Need Help Writing Great Headlines? Here’s How It’s Done

You’ve heard it said over and over that “content is king,” and, of course, you do have to write great content, but even the best content is going to be essentially useless if it’s neither read nor ranked. So, you need a great headline. Your headline is what represents your content, plain and simple, and writers who know that often spend literally hours agonizing over headlines – how long should it be? Have I used the right words? Have I used the wrong words? What about optimizing – should I be focusing on social or search?

Relax. Crafting a good headline is important, but it doesn’t have to be all that difficult if you follow these tips.

Tip #1: Start With a Working Headline

Your working headline is not going to be perfect. It’s just what gets you started. So, once you know what your topic is going to be, create a headline that says something about the topic. Topics are usually general, and could lead you in several different directions, so your working headline does not have to be super-good; just good enough to get you started. You’ll finesse the headline later.

Tip #2: Strive for Accuracy

You don’t want to mislead your readers, so keep your headline as accurate as you can. Think about all the times you threw a magazine in the trash because a headline promised you something that the article didn’t deliver. Like “Meals Your Family Will Love with Just 3 Ingredients,” and one of those ingredients turns out to be a ridiculously expensive dried pasta side dish? Or “Make $5,000 a Week Working at Home,” and then you discover the article is about multi-level marketing?

You feel ripped off, right? So don’t do that to your prospects. Keep it real. “Pasta Side Plus 2 Makes a Meal for the Whole Family,” or “The Truth About Multi-Level Marketing Might Surprise You,” will still attract readers, and they won’t feel cheated.

Tip #3: Use Bracketed Clarifications if Appropriate

Another way in which readers feel cheated is if they click on your headline and end up being guided to something that they really didn’t want to look at. It is annoying, thinking that you’re heading to an article, for instance, only to end up with an infographic or a video. So, bracketed clarifications can also contribute in a large way to accuracy. Just add [article], etc. to the headline. When you do this, you are respecting the reader.

Tip # 4: Jazz It Up

Now, just because I’m encouraging you to be accurate and respectful, that doesn’t mean that you can’t have a little fun with your headline. Of course, I’m assuming that you understand the type of language that resonates with your buyer persona, and you know what your readers value. Then, work with their preferred style, and have some fun with language.

As an example, you might use alliteration in your title. Your headline for the three-ingredient family meal article might be something like “Fast Family Food with Pasta Sides and a Couple of Extras” Or, you could use strong phrases – sometimes even negative ones work. “Today’s Multilevel Marketing – It’s Not Your Dad’s Amway!”

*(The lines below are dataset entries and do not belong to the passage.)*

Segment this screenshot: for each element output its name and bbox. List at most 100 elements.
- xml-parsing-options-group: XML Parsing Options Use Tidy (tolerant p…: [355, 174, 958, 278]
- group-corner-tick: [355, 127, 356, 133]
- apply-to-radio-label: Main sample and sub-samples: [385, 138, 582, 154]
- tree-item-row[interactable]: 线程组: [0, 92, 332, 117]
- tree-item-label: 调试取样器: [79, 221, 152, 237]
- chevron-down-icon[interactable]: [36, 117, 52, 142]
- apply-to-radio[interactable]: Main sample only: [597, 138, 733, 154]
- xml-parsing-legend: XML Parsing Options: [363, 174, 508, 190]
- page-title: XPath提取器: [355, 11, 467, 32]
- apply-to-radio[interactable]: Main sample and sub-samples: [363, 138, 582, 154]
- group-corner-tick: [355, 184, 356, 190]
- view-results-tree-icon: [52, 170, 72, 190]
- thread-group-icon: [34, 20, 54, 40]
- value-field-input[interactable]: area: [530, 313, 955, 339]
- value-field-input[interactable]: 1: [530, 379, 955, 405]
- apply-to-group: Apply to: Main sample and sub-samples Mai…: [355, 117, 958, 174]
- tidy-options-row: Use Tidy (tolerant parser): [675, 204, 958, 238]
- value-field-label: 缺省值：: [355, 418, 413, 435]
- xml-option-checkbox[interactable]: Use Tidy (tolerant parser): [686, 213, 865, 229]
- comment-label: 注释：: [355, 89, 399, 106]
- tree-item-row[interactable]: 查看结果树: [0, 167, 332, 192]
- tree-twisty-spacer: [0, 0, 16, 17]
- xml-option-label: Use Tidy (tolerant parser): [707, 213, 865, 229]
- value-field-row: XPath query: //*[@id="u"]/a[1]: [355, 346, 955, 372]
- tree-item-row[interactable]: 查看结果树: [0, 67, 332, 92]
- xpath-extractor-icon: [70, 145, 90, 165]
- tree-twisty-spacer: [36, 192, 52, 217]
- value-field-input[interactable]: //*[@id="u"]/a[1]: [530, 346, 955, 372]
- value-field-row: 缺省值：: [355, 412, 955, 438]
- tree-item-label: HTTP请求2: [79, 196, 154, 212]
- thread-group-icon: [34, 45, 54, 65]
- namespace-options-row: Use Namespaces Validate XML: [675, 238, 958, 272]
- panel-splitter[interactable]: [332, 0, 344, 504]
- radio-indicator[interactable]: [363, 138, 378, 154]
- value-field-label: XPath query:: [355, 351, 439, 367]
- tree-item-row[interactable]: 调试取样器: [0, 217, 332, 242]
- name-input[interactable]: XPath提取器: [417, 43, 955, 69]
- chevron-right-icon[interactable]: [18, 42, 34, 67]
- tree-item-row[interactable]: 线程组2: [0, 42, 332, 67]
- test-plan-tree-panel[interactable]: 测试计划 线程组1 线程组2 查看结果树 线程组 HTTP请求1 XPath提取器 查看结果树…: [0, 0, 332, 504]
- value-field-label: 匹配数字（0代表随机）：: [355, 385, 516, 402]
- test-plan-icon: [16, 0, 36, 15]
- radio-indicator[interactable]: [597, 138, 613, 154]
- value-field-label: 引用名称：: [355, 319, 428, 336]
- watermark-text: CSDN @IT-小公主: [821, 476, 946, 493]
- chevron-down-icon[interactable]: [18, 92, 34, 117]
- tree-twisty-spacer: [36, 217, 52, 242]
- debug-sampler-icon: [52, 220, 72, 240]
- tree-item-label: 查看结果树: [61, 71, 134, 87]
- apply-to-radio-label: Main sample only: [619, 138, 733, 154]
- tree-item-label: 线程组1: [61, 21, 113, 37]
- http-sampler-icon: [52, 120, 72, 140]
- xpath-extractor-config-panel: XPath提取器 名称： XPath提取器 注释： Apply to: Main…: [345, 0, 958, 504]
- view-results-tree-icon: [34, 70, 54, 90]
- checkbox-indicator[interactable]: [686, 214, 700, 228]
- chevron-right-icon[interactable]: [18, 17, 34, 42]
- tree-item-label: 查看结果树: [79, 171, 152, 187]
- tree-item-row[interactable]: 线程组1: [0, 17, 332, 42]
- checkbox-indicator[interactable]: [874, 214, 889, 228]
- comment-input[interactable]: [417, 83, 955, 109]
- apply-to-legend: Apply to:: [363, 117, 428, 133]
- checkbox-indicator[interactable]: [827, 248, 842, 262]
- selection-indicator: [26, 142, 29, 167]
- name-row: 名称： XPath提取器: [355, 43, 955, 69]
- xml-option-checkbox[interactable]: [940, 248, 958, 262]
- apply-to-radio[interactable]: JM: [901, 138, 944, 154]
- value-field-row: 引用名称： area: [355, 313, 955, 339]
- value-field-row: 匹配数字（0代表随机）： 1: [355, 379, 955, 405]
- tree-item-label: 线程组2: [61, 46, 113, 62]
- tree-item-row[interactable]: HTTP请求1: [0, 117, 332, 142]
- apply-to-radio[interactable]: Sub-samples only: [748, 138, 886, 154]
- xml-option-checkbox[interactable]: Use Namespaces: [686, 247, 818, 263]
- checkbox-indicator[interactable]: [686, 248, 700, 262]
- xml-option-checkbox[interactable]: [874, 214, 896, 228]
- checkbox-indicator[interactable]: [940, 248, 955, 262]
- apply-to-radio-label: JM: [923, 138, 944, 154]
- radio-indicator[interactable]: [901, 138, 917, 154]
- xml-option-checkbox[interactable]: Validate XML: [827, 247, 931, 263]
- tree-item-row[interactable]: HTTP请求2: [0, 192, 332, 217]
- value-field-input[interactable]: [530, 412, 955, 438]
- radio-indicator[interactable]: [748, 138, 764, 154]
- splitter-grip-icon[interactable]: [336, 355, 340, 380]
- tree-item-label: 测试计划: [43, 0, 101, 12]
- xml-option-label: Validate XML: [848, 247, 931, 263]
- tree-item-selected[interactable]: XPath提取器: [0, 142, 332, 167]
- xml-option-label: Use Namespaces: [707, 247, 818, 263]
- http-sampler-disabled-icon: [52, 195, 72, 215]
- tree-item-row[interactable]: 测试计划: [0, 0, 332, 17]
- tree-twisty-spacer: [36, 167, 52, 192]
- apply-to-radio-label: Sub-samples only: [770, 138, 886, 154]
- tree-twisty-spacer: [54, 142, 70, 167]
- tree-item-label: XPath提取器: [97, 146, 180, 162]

Tip #5: Keep It Short, But Not Too Short

The best headlines are just long enough to deliver accurate information, but short enough to sustain interest. Notice that the examples I’ve suggested above are all at least 8 words, but not more than 12. On Twitter, headlines between 8 and 12 words get the most shares, and on Facebook, headlines that contain between 12 and 14 words get the most likes. So, if you keep it between 8 and 12 words, you’re good on the major social media platforms.

Also, if you want your title to rank well, keep it under 70 characters – otherwise, it’s going to get cut off.

Tip #6: Try to Optimize for Both Search and Social

This isn’t always easy, and if you try to force it, your title could end up sounding a bit odd. So focus primarily on your audience – think about the keywords that you already know they’re looking for, and try to position a keyword close to the beginning of your heading. That way, you’ll probably end up with search and social covered without too much effort.

And Finally, Brainstorm

By this point, you probably have a pretty good title in the works, and it’s time to run it by someone else. Have that person tweak the title, and suggest other angles. Toss it back and forth a few times. Ultimately, you’ll end up with a title that is accurate, jazzy, just the right length, and optimized for social and SEO. If you’re stuck and need a little help, try HubSpot’s blog topic generator tool which is good for headlines as well. Writing great headlines is what gets you noticed in that great, churning sea of content out there.